Rostagno fu ucciso dalla mafia La verità dopo 21 anni di indagini


PALERMO. Ci sono voluti ventuno anni di indagini per giungere alla verità sull'omicidio di Mauro Rostagno: è stata la mafia a ucciderlo. Dava «fastidio» ai boss con le sue denunce sull'emittente Rtc.
Dopo 21 anni di indagini, i magistrati della Dda di Palermo, Antonio Ingroia e Gaetano Paci, in coincidenza con l'anniversario della strage di Capaci, hanno chiesto e ottenuto dal gip Maria Pino l'emissione di due ordini di custodia cautelare nei confronti del boss trapanese Vincenzo Virga, indicato come il mandante, e di Vito Mazzara, accusato di essere l'esecutore materiale, entrambi già detenuti.
Rostagno, è stato assassinato il 26 settembre del 1988 nei pressi della comunità terapeutica Saman dove lavorava. Fin dal primo momento le indagine sono state contrassegnate da ipotesi spesso contrastanti. A dare una svolta sono stati alcuni accertamenti balistici.
Tre bossoli ritrovati accanto al cadavere di Rostagno erano stati sparati da un fucile calibro 12. E ancora: uno dei bossoli repertati sul luogo dell'omicidio Rostagno ha la stessa traccia rilevata dalla Scientifica su altri tre bossoli sparati da Mazzara. Tradotto dal gergo tecnico vuol dire che quei proiettili erano stati caricati una volta sullo stesso fucile.
La pista mafiosa, fino al momento della svolta, si era basata sulle testimonianze di alcuni pentiti tra i quali Vincenzo Sinacori e Antonio Patti. Il primo avrebbe assistito a Castelvetrano a un incontro tra i boss Francesco Messina Denaro e Francesco Messina, entrambi deceduti, i quali avrebbero ordinato l'omicidio ai «trapanasi».
Ma per gli inquirenti si trattava di elementi troppo deboli per sostenere l'accusa.
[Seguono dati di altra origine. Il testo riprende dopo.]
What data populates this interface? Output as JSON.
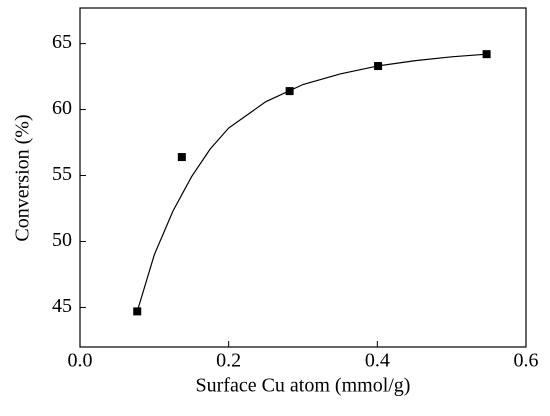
{
  "chart_data": {
    "type": "scatter",
    "x_label": "Surface Cu atom (mmol/g)",
    "y_label": "Conversion (%)",
    "series": [
      {
        "color": "#000000",
        "x": [
          0.077,
          0.137,
          0.282,
          0.401,
          0.547
        ],
        "values": [
          44.7,
          56.4,
          61.4,
          63.3,
          64.2
        ]
      }
    ],
    "fit": {
      "color": "#000000",
      "x": [
        0.077,
        0.1,
        0.125,
        0.15,
        0.175,
        0.2,
        0.25,
        0.3,
        0.35,
        0.4,
        0.45,
        0.5,
        0.547
      ],
      "values": [
        44.7,
        49,
        52.3,
        54.9,
        57,
        58.6,
        60.6,
        61.9,
        62.7,
        63.3,
        63.7,
        64,
        64.2
      ]
    },
    "xlim": [
      0,
      0.6
    ],
    "xticks": [
      {
        "value": 0,
        "label": "0.0"
      },
      0.2,
      0.4,
      0.6
    ],
    "ylim": [
      42,
      67.7
    ],
    "yticks": [
      45,
      50,
      55,
      60,
      65
    ]
  }
}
La pista mafiosa non era stata del resto l'unica ad essere esplorata: si lavorò su una pista interna, poi archiviata, che vedeva coinvolti i responsabili della comunità Saman, Francesco Cardella e Chicca Roveri, compagna di Rostagno.
Un altro filone d'indagine, portato avanti da una commissione parlamentare, riguardava il presunto traffico d'armi con la Somalia, il cui snodo sarebbe stato proprio a Trapani.
Ma adesso la verità è venuta a galla: Mauro Rostagno è stato ucciso per l'attività giornalistica di denuncia che svolgeva per l'emittente televisiva Rtc.
«Muovendo forti ed esplicite accuse nei confronti di esponenti di Cosa Nostra e richiamando in termini di speciale vigore l'attenzione dell'opinione pubblica - affermano gli inquirenti - Rostagno aveva toccato diversi uomini d'onore e generato un risentimento diffuso nell'ambito del contesto criminale in argomento».
Il delitto sarebbe stato ordinato dall'allora capo mandamento di Trapani Vincenzo Virga e affidato al gruppo di fuoco che all'epoca operava in quel territorio «e che certamente - aggiungono gli investigatori - comprendeva Vito Mazzara».
L'agguato scattò la sera del 26 settembre 1988 in contrada Lenzi, davanti l'ingresso della comunità terapeutica per il recupero di tossicodipendenti Saman.
Alcune parti del fucile usato dal killer esplosero, costringendo il ricorso a un revolver calibro 38. Gli investigatori evidenziano che è stata accertata l'abitudine di Vito Mazzara ad usare un fucile calibro 12 e portare con sé un revolver come arma di riserva.